In a tropical country like Philippines, typhoons and storms are prevalent. However, in areas like Metro Manila, despite of getting a fair share of rainfall, water shortage is still experienced. This is where rainwater harvesting comes in, since collecting rainwater and keeping it for later use will secure the water supply during summer instead of letting perfectly usable water go down the drain and flood the streets during rainy seasons.
This system can be applied in almost any sectors that largely utilizes water, such as residential buildings, school grounds, factories, public buildings, and even farmlands. Currently in the Philippines, DPWH, as of 2016, is installing 187 rainwater collectors in public schools, and public markets where water is limited, in order to satisfy the increasing water supply demand and mitigate the frequent flooding in Western Visayas (PIA, 2016). On the other hand, cities like Quezon, Davao, Cebu, Mandaluyong, and Iloilo have implemented environmental programs and have adapted this system to preserve their current water resources (DOST, 2016).
Reclaimed water is the method of recycling and reusing wastewater for other purposes. Like rainwater, It can be used domestically, agriculturally, and recharge conventional water resources. Reusing water instead of groundwater for daily supply not only reduces water scarcity but eventually once the reclaimed water is discharged back into freshwater, it can no longer be a nuisance and pollute the water. Instead, it will be able to improve the ecosystem and replenish aquifers. (Bischel, et al., 2013)
Reclaimed water is capable of fulfilling almost all of human water needs, as long as it is sufficiently treated to guarantee water quality suitable for utilization. Most commonly, recycled water are not used for drinking since health problems could be threatened in any case that the wastewater is contaminated or is not thoroughly treated for human consumption. Nonetheless, it is used in many different ways (EPA, n.d.). Architecturally, it could be used to make concrete, flush toilets, irrigate gardens and for fire protection, and aesthetic or recreational impoundments.
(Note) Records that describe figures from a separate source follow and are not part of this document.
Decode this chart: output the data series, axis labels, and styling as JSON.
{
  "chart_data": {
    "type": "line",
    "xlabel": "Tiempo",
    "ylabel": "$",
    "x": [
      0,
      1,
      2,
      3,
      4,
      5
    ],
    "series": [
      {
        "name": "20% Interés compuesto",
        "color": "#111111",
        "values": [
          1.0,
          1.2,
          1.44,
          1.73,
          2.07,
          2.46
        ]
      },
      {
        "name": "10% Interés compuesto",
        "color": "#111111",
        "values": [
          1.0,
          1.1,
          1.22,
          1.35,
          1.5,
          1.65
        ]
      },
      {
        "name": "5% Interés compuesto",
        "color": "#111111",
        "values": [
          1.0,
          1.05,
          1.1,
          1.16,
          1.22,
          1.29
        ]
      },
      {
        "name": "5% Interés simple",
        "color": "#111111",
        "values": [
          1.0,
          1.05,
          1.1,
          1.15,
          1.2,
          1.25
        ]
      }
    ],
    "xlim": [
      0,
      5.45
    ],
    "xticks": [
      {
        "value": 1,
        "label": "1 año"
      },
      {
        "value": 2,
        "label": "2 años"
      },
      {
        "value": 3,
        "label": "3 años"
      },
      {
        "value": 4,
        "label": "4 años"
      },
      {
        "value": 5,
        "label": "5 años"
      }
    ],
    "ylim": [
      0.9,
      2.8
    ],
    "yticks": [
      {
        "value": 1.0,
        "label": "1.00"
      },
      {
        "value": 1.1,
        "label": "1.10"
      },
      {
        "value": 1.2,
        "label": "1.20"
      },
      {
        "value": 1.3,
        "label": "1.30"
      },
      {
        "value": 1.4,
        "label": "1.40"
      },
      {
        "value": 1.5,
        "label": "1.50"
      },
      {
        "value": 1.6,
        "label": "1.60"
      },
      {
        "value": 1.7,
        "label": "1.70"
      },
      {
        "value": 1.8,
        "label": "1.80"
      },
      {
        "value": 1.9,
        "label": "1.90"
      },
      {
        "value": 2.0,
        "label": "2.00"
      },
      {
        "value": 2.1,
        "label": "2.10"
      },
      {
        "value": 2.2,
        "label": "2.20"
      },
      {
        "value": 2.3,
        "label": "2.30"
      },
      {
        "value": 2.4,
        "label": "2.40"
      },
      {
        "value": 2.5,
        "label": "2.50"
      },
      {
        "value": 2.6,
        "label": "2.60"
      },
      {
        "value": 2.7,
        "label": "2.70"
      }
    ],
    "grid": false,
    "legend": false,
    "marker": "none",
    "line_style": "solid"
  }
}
Philippines struggle with wastewater management. But in 1995, a reform was made and regulatory frameworks were developed to lessen wastewater discharge and increase its reuse. The government and private agencies joined forces in order to accelerate the development with the goal that by 2028, the whole Metro Manila will have an efficient wastewater management system and reuse it safely. Through this, agencies and citizens involved are able to reduce water pollution and regenerated resources of food and water supply.